Matt L. Barron is a rural strategist and runs MLB Research Associates.
Lauren Gepford is the interim director of the program in rural party building at Movement Labs. The Daily Yonder described some of the key points in Matt Barron’s commentary. This is her response:
“I’m excited that we’ve built an initial design committee of Party leaders, rural experts and on-the-ground rural organizers, and others with deep experience in progressive causes. We’re led by Secky Fascione of Democracy Alliance, Yoni Landau of Movement Labs, and George Goehl, previous Executive Director for People’s Action, along with several State Party Chairs, Rural Caucus Chairs, and Rural County Party Chairs. (the full list is below). I’m also continuing to meet and add more folks to the advisory committee and am committed to ensuring that those who the program is intended to serve, rural constituents and rural organizers, are deeply involved with the program design and leading the program. The pilot program local teams we work with this fall will act as advisors too, and they will all be on-the-ground local rural organizers.

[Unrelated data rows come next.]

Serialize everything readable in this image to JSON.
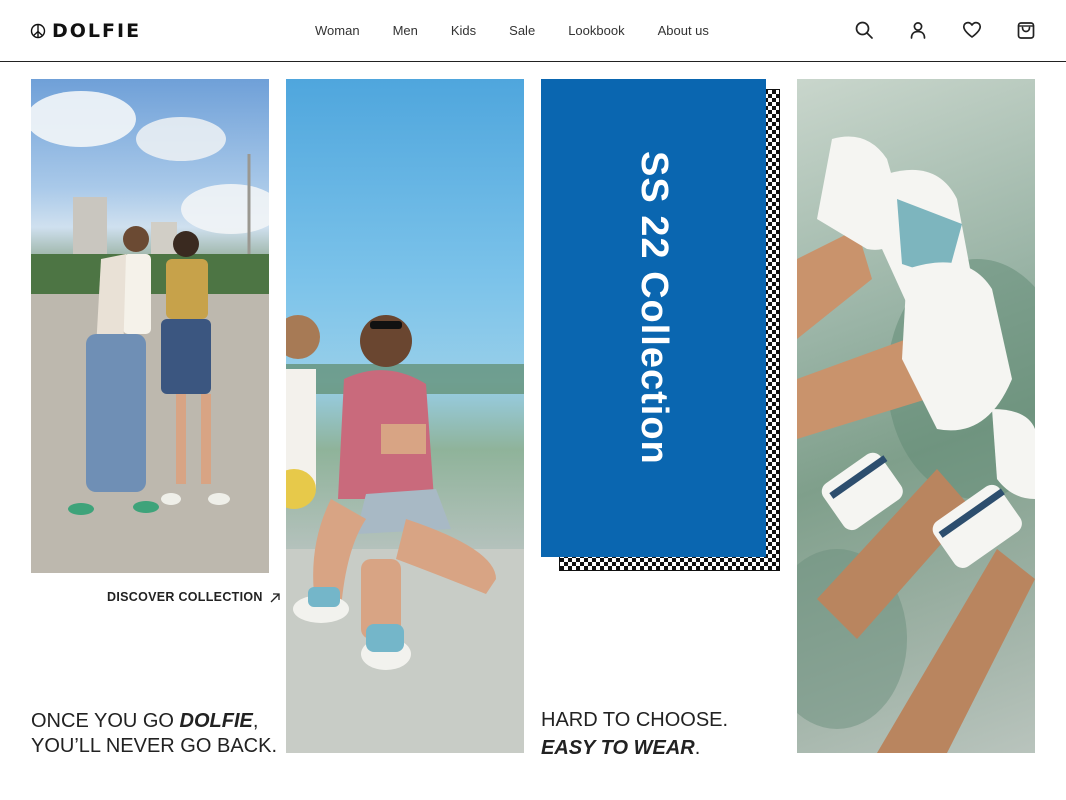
{
  "brand": {
    "name": "DOLFIE",
    "logo_icon": "peace-icon"
  },
  "nav": [
    "Woman",
    "Men",
    "Kids",
    "Sale",
    "Lookbook",
    "About us"
  ],
  "header_icons": [
    "search-icon",
    "user-icon",
    "heart-icon",
    "bag-icon"
  ],
  "collection": {
    "title": "SS 22 Collection",
    "accent": "#0a66b0"
  },
  "discover": {
    "label": "DISCOVER COLLECTION"
  },
  "tagline_left": {
    "line1_prefix": "ONCE YOU GO ",
    "line1_brand": "DOLFIE",
    "line1_suffix": ",",
    "line2": "YOU’LL NEVER GO BACK."
  },
  "tagline_right": {
    "line1": "HARD TO CHOOSE.",
    "line2_emph": "EASY TO WEAR",
    "line2_suffix": "."
  }
}
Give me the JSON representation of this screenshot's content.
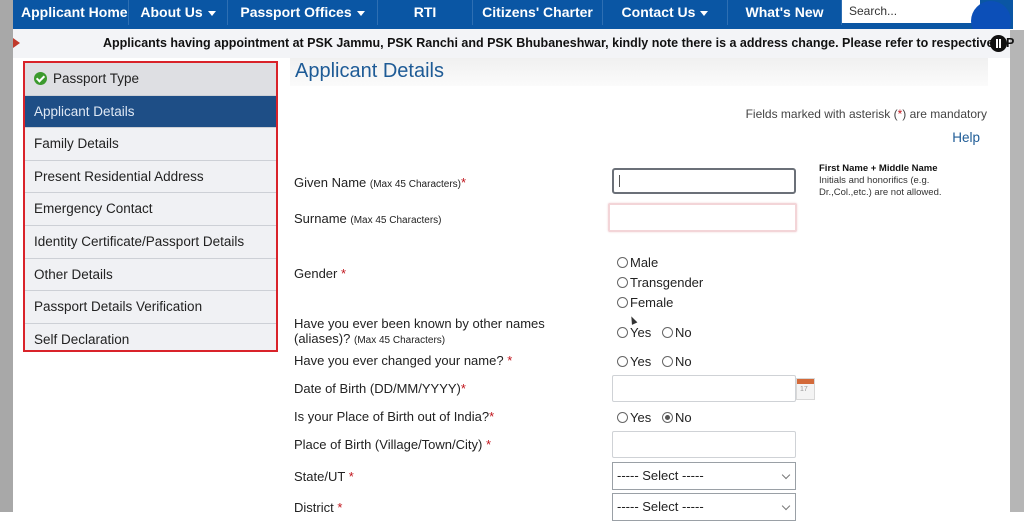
{
  "nav": {
    "items": [
      {
        "label": "Applicant Home",
        "dropdown": false
      },
      {
        "label": "About Us",
        "dropdown": true
      },
      {
        "label": "Passport Offices",
        "dropdown": true
      },
      {
        "label": "RTI",
        "dropdown": false
      },
      {
        "label": "Citizens' Charter",
        "dropdown": false
      },
      {
        "label": "Contact Us",
        "dropdown": true
      },
      {
        "label": "What's New",
        "dropdown": false
      }
    ],
    "search_placeholder": "Search..."
  },
  "ticker": {
    "text": "Applicants having appointment at PSK Jammu, PSK Ranchi and PSK Bhubaneshwar, kindly note there is a address change. Please refer to respective RP"
  },
  "sidebar": {
    "items": [
      {
        "label": "Passport Type",
        "state": "completed"
      },
      {
        "label": "Applicant Details",
        "state": "active"
      },
      {
        "label": "Family Details",
        "state": "pending"
      },
      {
        "label": "Present Residential Address",
        "state": "pending"
      },
      {
        "label": "Emergency Contact",
        "state": "pending"
      },
      {
        "label": "Identity Certificate/Passport Details",
        "state": "pending"
      },
      {
        "label": "Other Details",
        "state": "pending"
      },
      {
        "label": "Passport Details Verification",
        "state": "pending"
      },
      {
        "label": "Self Declaration",
        "state": "pending"
      }
    ]
  },
  "colors": {
    "nav": "#0a56a4",
    "active": "#1e4e86",
    "highlight_border": "#d9232a",
    "required": "#c0141c"
  },
  "main": {
    "title": "Applicant Details",
    "mandatory_pre": "Fields marked with asterisk (",
    "mandatory_star": "*",
    "mandatory_post": ") are mandatory",
    "help": "Help",
    "given_name": {
      "label": "Given Name",
      "note": "(Max 45 Characters)",
      "required": "*",
      "value": ""
    },
    "given_name_hint": {
      "title": "First Name + Middle Name",
      "line1": "Initials and honorifics (e.g.",
      "line2": "Dr.,Col.,etc.) are not allowed."
    },
    "surname": {
      "label": "Surname",
      "note": "(Max 45 Characters)",
      "value": ""
    },
    "gender": {
      "label": "Gender",
      "required": "*",
      "options": [
        "Male",
        "Transgender",
        "Female"
      ],
      "selected": null
    },
    "aliases": {
      "label_line1": "Have you ever been known by other names",
      "label_line2": "(aliases)?",
      "note": "(Max 45 Characters)",
      "options": [
        "Yes",
        "No"
      ],
      "selected": null
    },
    "changed_name": {
      "label": "Have you ever changed your name?",
      "required": "*",
      "options": [
        "Yes",
        "No"
      ],
      "selected": null
    },
    "dob": {
      "label": "Date of Birth (DD/MM/YYYY)",
      "required": "*",
      "value": "",
      "calendar_text": "17"
    },
    "pob_outside": {
      "label": "Is your Place of Birth out of India?",
      "required": "*",
      "options": [
        "Yes",
        "No"
      ],
      "selected": "No"
    },
    "place_of_birth": {
      "label": "Place of Birth (Village/Town/City)",
      "required": "*",
      "value": ""
    },
    "state": {
      "label": "State/UT",
      "required": "*",
      "selected": "----- Select -----"
    },
    "district": {
      "label": "District",
      "required": "*",
      "selected": "----- Select -----"
    }
  }
}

“We’re not making the claim that texting is the most effective strategy, but it is definitely one strategy that has shown to have a positive impact in past experiments and campaigns, and I have heard from local county parties that they could help with texting. Our past work with Contest Every Race has taught us that reaching people via text can significantly increase how many Democrats run for office in previously uncontested races that had only Republicans running, so we’ll be providing a texting program for the local teams to customize and use for their local organizing efforts. Overall though, we’re going to be utilizing a variety of outreach methods in the pilot program, from texting to tele-townhalls to state fair booths and community service and social media, and will be testing the efficacy of the various methods and huddling with our local teams to learn together about what strategies work and are helpful in different local rural contexts.”

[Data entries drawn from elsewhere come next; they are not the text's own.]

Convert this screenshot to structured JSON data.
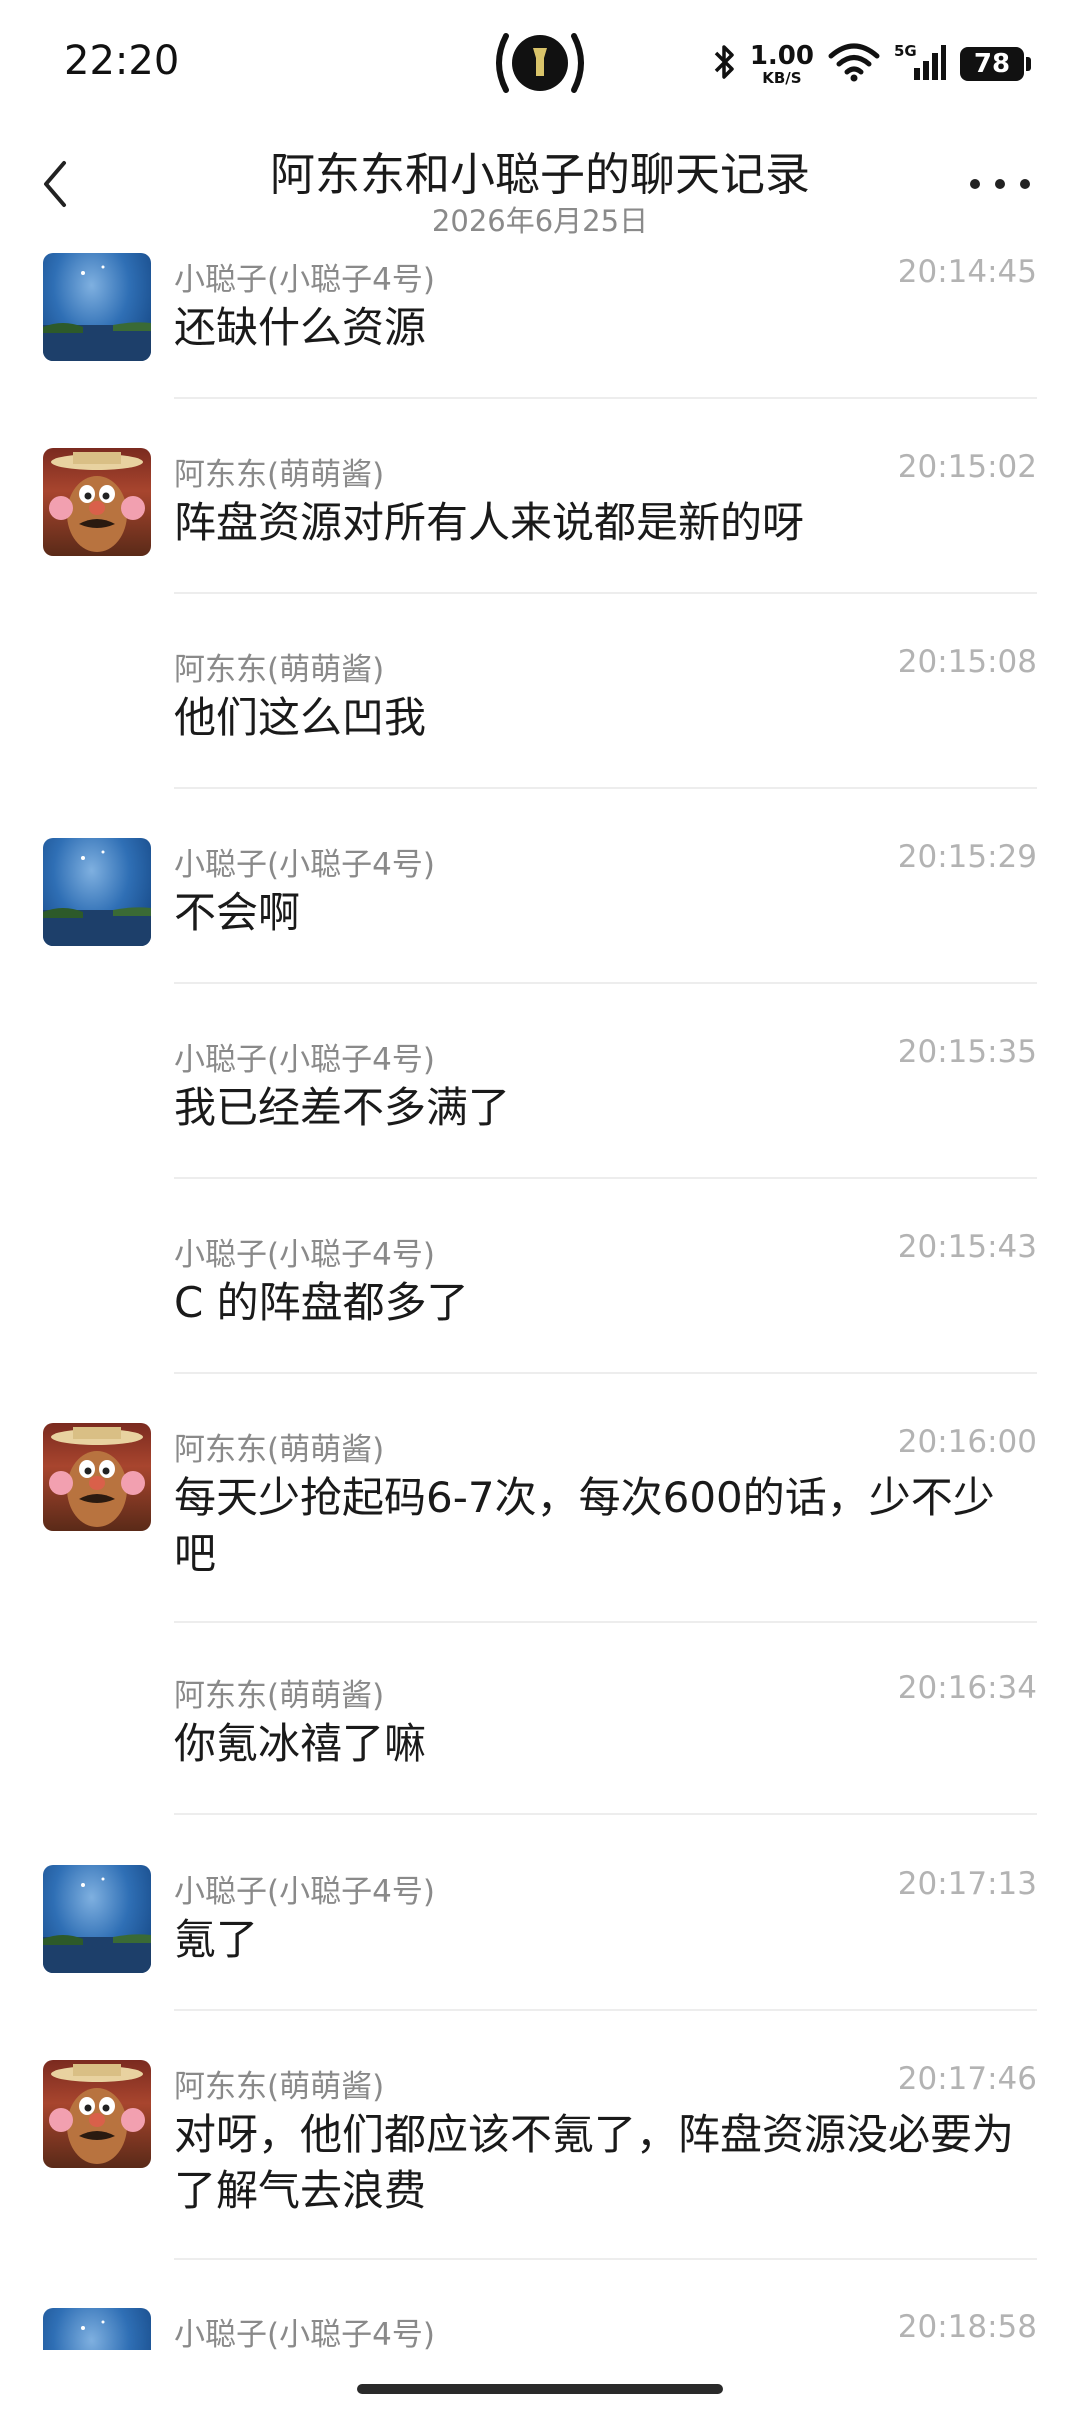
{
  "status_bar": {
    "time": "22:20",
    "network_speed": "1.00",
    "network_unit": "KB/S",
    "battery": "78",
    "icons": [
      "flashlight-icon",
      "bluetooth-icon",
      "wifi-icon",
      "5g-signal-icon",
      "battery-icon"
    ]
  },
  "header": {
    "title": "阿东东和小聪子的聊天记录",
    "date": "2026年6月25日",
    "back_icon": "chevron-left-icon",
    "more_icon": "more-dots-icon"
  },
  "messages": [
    {
      "sender": "小聪子(小聪子4号)",
      "time": "20:14:45",
      "text": "还缺什么资源",
      "avatar": "sky"
    },
    {
      "sender": "阿东东(萌萌酱)",
      "time": "20:15:02",
      "text": "阵盘资源对所有人来说都是新的呀",
      "avatar": "potato"
    },
    {
      "sender": "阿东东(萌萌酱)",
      "time": "20:15:08",
      "text": "他们这么凹我",
      "avatar": ""
    },
    {
      "sender": "小聪子(小聪子4号)",
      "time": "20:15:29",
      "text": "不会啊",
      "avatar": "sky"
    },
    {
      "sender": "小聪子(小聪子4号)",
      "time": "20:15:35",
      "text": "我已经差不多满了",
      "avatar": ""
    },
    {
      "sender": "小聪子(小聪子4号)",
      "time": "20:15:43",
      "text": "C 的阵盘都多了",
      "avatar": ""
    },
    {
      "sender": "阿东东(萌萌酱)",
      "time": "20:16:00",
      "text": "每天少抢起码6-7次，每次600的话，少不少吧",
      "avatar": "potato"
    },
    {
      "sender": "阿东东(萌萌酱)",
      "time": "20:16:34",
      "text": "你氪冰禧了嘛",
      "avatar": ""
    },
    {
      "sender": "小聪子(小聪子4号)",
      "time": "20:17:13",
      "text": "氪了",
      "avatar": "sky"
    },
    {
      "sender": "阿东东(萌萌酱)",
      "time": "20:17:46",
      "text": "对呀，他们都应该不氪了，阵盘资源没必要为了解气去浪费",
      "avatar": "potato"
    },
    {
      "sender": "小聪子(小聪子4号)",
      "time": "20:18:58",
      "text": "",
      "avatar": "sky"
    }
  ]
}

Gepford also sent the following roster of project advisers:
1. Ken Martin – President, Association of State Democratic Committees; Chair, MN Democratic Party
2. Brad Martin – President, Association of State Democratic Executive Directors; ED, OR Democratic Party
3. Lavora Barnes – Chair, MI Democratic Party
4. Ben Wikler – Chair, WI Democratic Party
5. Tina Podlodowski – Chair, WA Democratic Party
6. Tom Sullivan – former County Party Chair, Author
7. Mary Gonzalez – Rural TX State Rep, Chair of TX Mexican American Caucus
8. Kelly Dietrich & Jocelyn Hunt – National Democratic Training Committee
9. Erik Richardson – Chair, MO Democratic Party Rural Caucus
10. Nate Timm – Chair, WI Democratic Party Rural Caucus
11. Ben Meers – ED, KS Democratic Party
12. Tara Logan – Secretary, MO Democratic Party Rural Caucus; former Rural Director, MO Democratic Party
13. Bill Crawford – Multi-County Coordinator, WI Rural Counties
Progressive & Rural Leadership:
1. Sarah Jaynes – Rural Democracy Initiative
2. Wanda Mosely – Field Director, Black Voters Matter
3. Isaac Wright – Rural Voter Institute
4. Stephen Smith & Katey Laurer – West Virginia Can’t Wait
5. Heather Booth & Mike Lux – Democracy Partners
Experimental and Program Design:
1. Pete Backof – Camden Strategy
2. Aaron Strauss – OpenLabs, former Analyst Institute Executive Director
Mike Lux responds:
“My view is that we in the Democratic Party and progressive movement are in a such a deep hole on rural organizing that we need a wide range of different kinds of organizing projects in the space. This project is one worthy experiment but certainly not the only thing we need to be doing.”
Lux also said he doesn’t remember the 2010 meeting that Barron refers to. “I have been an advocate of the party and progressive movement doing more to organize and message in rural America ever since I came to D.C. in 1992, and have been in scores of meetings on the topic but don’t remember anything about the meeting Matt is referencing in 2010.”